Freshworks Inc. created history last month by becoming the first software-as-a-service (SaaS) startup from India to list on Nasdaq, making it one of the proudest moments for the Indian startup ecosystem. The company raised more than $1 billion through its public offering, giving it a more than four-fold rise in its valuation at a little more than $13 billion (about ₹97,790 crore).
Freshworks founder Girish Mathrubootham spoke with Mint about the milestone he calls “India’s IPO” and his inspiration from Steve Jobs, even as he explains what Freshworks did right and the future direction of the software startup. Edited excerpts:
How is Freshworks adapting to governance and financial nuances, now that it is a listed company?
At Freshworks, we have been practising life as a public company for 12-18 months. I would say this was a journey, to make sure that we are execution ready and operations ready. When we say operations ready, it means whether Freshworks has all the back-office systems and processes in place to close the books. Execution ready is whether we have the (business) predictability to provide right guidance for every quarter, every year, and so on.
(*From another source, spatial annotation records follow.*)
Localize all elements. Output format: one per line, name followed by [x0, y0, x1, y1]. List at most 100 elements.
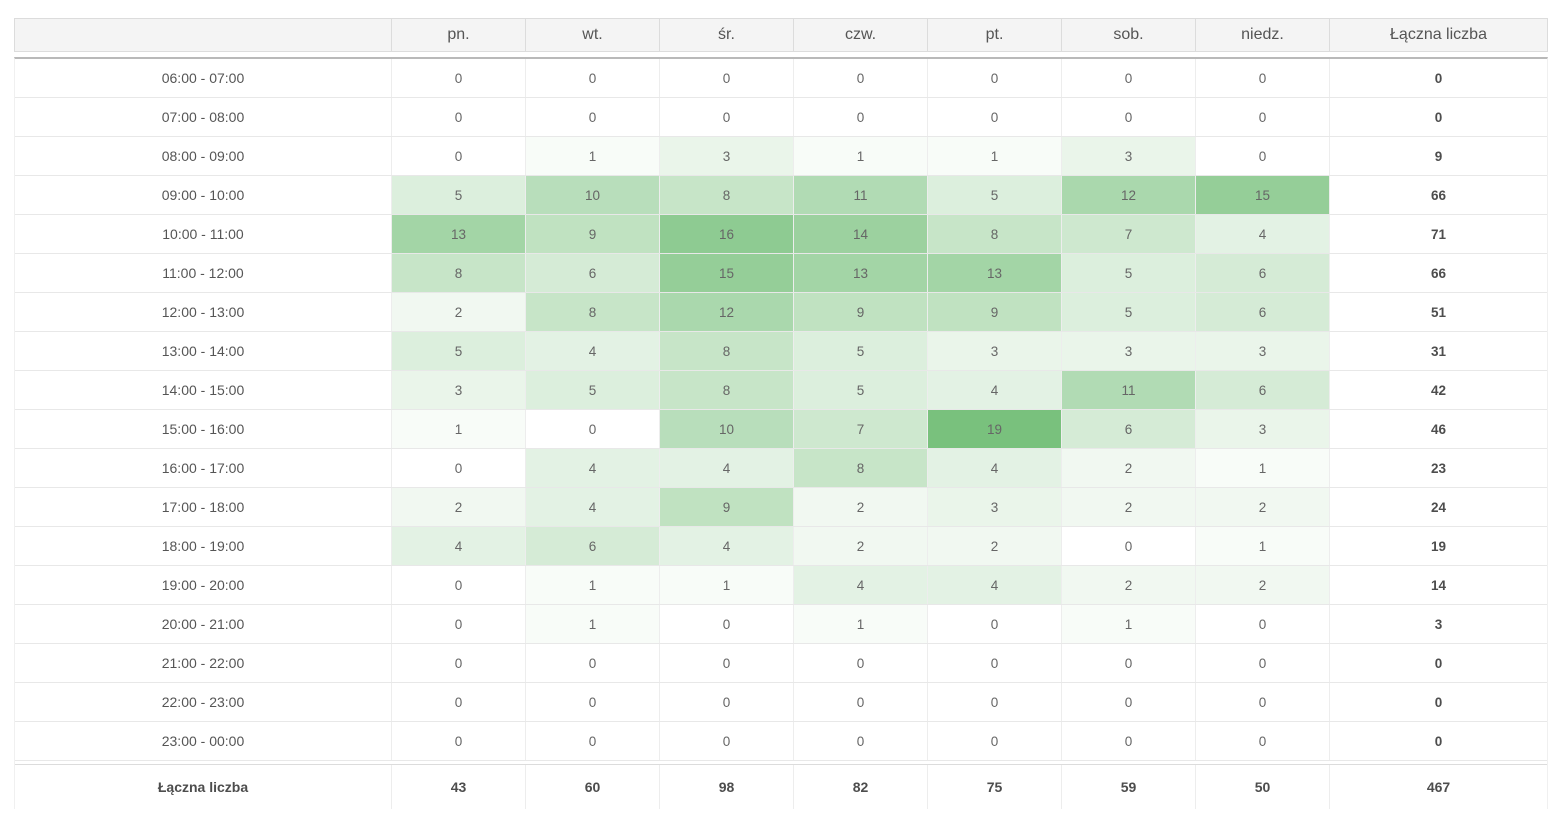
heat-cell: 0 — [391, 605, 525, 643]
heat-cell: 4 — [525, 488, 659, 526]
time-range-label: 12:00 - 13:00 — [15, 293, 391, 331]
column-total-sob: 59 — [1061, 765, 1195, 809]
heat-cell: 5 — [391, 176, 525, 214]
heat-cell: 9 — [927, 293, 1061, 331]
table-body: 06:00 - 07:00 0 0 0 0 0 0 0 0 07:00 - 08… — [14, 57, 1548, 809]
heat-cell: 0 — [391, 683, 525, 721]
table-row: 13:00 - 14:00 5 4 8 5 3 3 3 31 — [15, 332, 1547, 371]
heat-cell: 2 — [793, 488, 927, 526]
column-total-pn: 43 — [391, 765, 525, 809]
table-row: 23:00 - 00:00 0 0 0 0 0 0 0 0 — [15, 722, 1547, 761]
heat-cell: 0 — [391, 59, 525, 97]
heat-cell: 8 — [659, 332, 793, 370]
totals-separator — [15, 761, 1547, 764]
time-range-label: 15:00 - 16:00 — [15, 410, 391, 448]
heat-cell: 4 — [927, 566, 1061, 604]
heat-cell: 2 — [927, 527, 1061, 565]
heat-cell: 3 — [1061, 332, 1195, 370]
heat-cell: 3 — [927, 332, 1061, 370]
column-header-total: Łączna liczba — [1329, 19, 1547, 51]
heat-cell: 0 — [793, 59, 927, 97]
heat-cell: 0 — [927, 59, 1061, 97]
row-total: 0 — [1329, 683, 1547, 721]
heat-cell: 3 — [1061, 137, 1195, 175]
heat-cell: 3 — [1195, 332, 1329, 370]
heat-cell: 7 — [1061, 215, 1195, 253]
heat-cell: 0 — [1061, 98, 1195, 136]
heat-cell: 7 — [793, 410, 927, 448]
heat-cell: 9 — [525, 215, 659, 253]
corner-header-cell — [15, 19, 391, 51]
heat-cell: 4 — [525, 449, 659, 487]
column-header-niedz: niedz. — [1195, 19, 1329, 51]
heat-cell: 0 — [659, 98, 793, 136]
heat-cell: 0 — [1195, 137, 1329, 175]
heat-cell: 3 — [391, 371, 525, 409]
heat-cell: 16 — [659, 215, 793, 253]
column-total-czw: 82 — [793, 765, 927, 809]
row-total: 31 — [1329, 332, 1547, 370]
row-total: 0 — [1329, 59, 1547, 97]
table-row: 21:00 - 22:00 0 0 0 0 0 0 0 0 — [15, 644, 1547, 683]
column-header-pt: pt. — [927, 19, 1061, 51]
time-range-label: 23:00 - 00:00 — [15, 722, 391, 760]
time-range-label: 22:00 - 23:00 — [15, 683, 391, 721]
heat-cell: 0 — [1195, 98, 1329, 136]
heat-cell: 0 — [927, 644, 1061, 682]
heat-cell: 9 — [659, 488, 793, 526]
heat-cell: 2 — [391, 293, 525, 331]
heat-cell: 3 — [659, 137, 793, 175]
row-total: 0 — [1329, 98, 1547, 136]
heat-cell: 0 — [659, 605, 793, 643]
heat-cell: 1 — [1195, 527, 1329, 565]
table-header-row: pn. wt. śr. czw. pt. sob. niedz. Łączna … — [14, 18, 1548, 52]
table-row: 11:00 - 12:00 8 6 15 13 13 5 6 66 — [15, 254, 1547, 293]
heat-cell: 19 — [927, 410, 1061, 448]
heat-cell: 0 — [1195, 59, 1329, 97]
heat-cell: 4 — [927, 371, 1061, 409]
heat-cell: 6 — [1195, 293, 1329, 331]
time-range-label: 10:00 - 11:00 — [15, 215, 391, 253]
heat-cell: 0 — [1195, 605, 1329, 643]
table-row: 07:00 - 08:00 0 0 0 0 0 0 0 0 — [15, 98, 1547, 137]
table-row: 19:00 - 20:00 0 1 1 4 4 2 2 14 — [15, 566, 1547, 605]
row-total: 66 — [1329, 254, 1547, 292]
heat-cell: 6 — [525, 527, 659, 565]
heat-cell: 5 — [391, 332, 525, 370]
time-range-label: 17:00 - 18:00 — [15, 488, 391, 526]
row-total: 71 — [1329, 215, 1547, 253]
heat-cell: 5 — [927, 176, 1061, 214]
table-row: 09:00 - 10:00 5 10 8 11 5 12 15 66 — [15, 176, 1547, 215]
heat-cell: 1 — [927, 137, 1061, 175]
time-range-label: 19:00 - 20:00 — [15, 566, 391, 604]
heat-cell: 8 — [659, 176, 793, 214]
heat-cell: 5 — [525, 371, 659, 409]
row-total: 23 — [1329, 449, 1547, 487]
heat-cell: 8 — [927, 215, 1061, 253]
heat-cell: 1 — [1195, 449, 1329, 487]
time-range-label: 08:00 - 09:00 — [15, 137, 391, 175]
heat-cell: 0 — [391, 98, 525, 136]
heat-cell: 0 — [1061, 527, 1195, 565]
heat-cell: 1 — [391, 410, 525, 448]
row-total: 46 — [1329, 410, 1547, 448]
heat-cell: 4 — [659, 449, 793, 487]
heat-cell: 0 — [391, 449, 525, 487]
heat-cell: 0 — [1061, 644, 1195, 682]
heat-cell: 0 — [525, 722, 659, 760]
heat-cell: 6 — [1061, 410, 1195, 448]
heat-cell: 0 — [525, 683, 659, 721]
row-total: 0 — [1329, 644, 1547, 682]
heat-cell: 1 — [525, 605, 659, 643]
heat-cell: 4 — [525, 332, 659, 370]
column-header-czw: czw. — [793, 19, 927, 51]
table-row: 22:00 - 23:00 0 0 0 0 0 0 0 0 — [15, 683, 1547, 722]
heat-cell: 0 — [391, 722, 525, 760]
heat-cell: 0 — [391, 137, 525, 175]
heat-cell: 1 — [525, 566, 659, 604]
heat-cell: 12 — [659, 293, 793, 331]
heat-cell: 6 — [525, 254, 659, 292]
heat-cell: 4 — [1195, 215, 1329, 253]
row-total: 9 — [1329, 137, 1547, 175]
table-row: 14:00 - 15:00 3 5 8 5 4 11 6 42 — [15, 371, 1547, 410]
I’m actually feeling energized and humbled by the response to our initial public offering (IPO) and it was truly India celebrating. The Freshworks IPO is India’s IPO. The bigger feeling is of excitement. Pressure is always a privilege. Everyone has a high expectation (of us) and we have to deliver that now.
Prominent venture capitalists have backed you. How was their response on exits? How do you see value creation for public market investors?
I think the IPO has given me the opportunity to fulfil my set of responsibilities to venture capital investors who came with us on this journey starting in 2011. Now, as I take on the role of chief executive officer, I take the responsibility for creating value for a new set of public market investors. Our employees are also shareholders and not different from public market investors.
On exits, most of this is public. For Accel and Tiger Global, we have possibly clocked the largest value of returns, bigger than Flipkart as well. For them, we are the top investment in India (by returns). Our investors are supremely happy.
Now, with the IPO-milestone out of the way, what are the next key priorities for Freshworks?
We look at Freshworks as two broad units, a customer line of business and an employee line of business. With technology evolving, businesses have made investments in siloed tools of customer service, sales customer relationship management (CRM), and marketing automation. We are on this journey to break down these silos and offer an omnichannel solution.
Our mission at Freshworks is to make it fast and easy for every business to delight their customers and employees. That does not change.
We want to build a different kind of software company where we take inspiration from (Apple Inc. co-founder) Steve Jobs, and say it is not about building features but really about focusing on design to make life easier for users. That is the ethos on which our products are built.
We have seen Freshworks cut losses dramatically. Is there guidance on your profitability?
The answer to growth versus profitability is always to look at it as a balance. If we can grow efficiently, we will continue to grow. There is no need to go for profitability just because we must be profitable.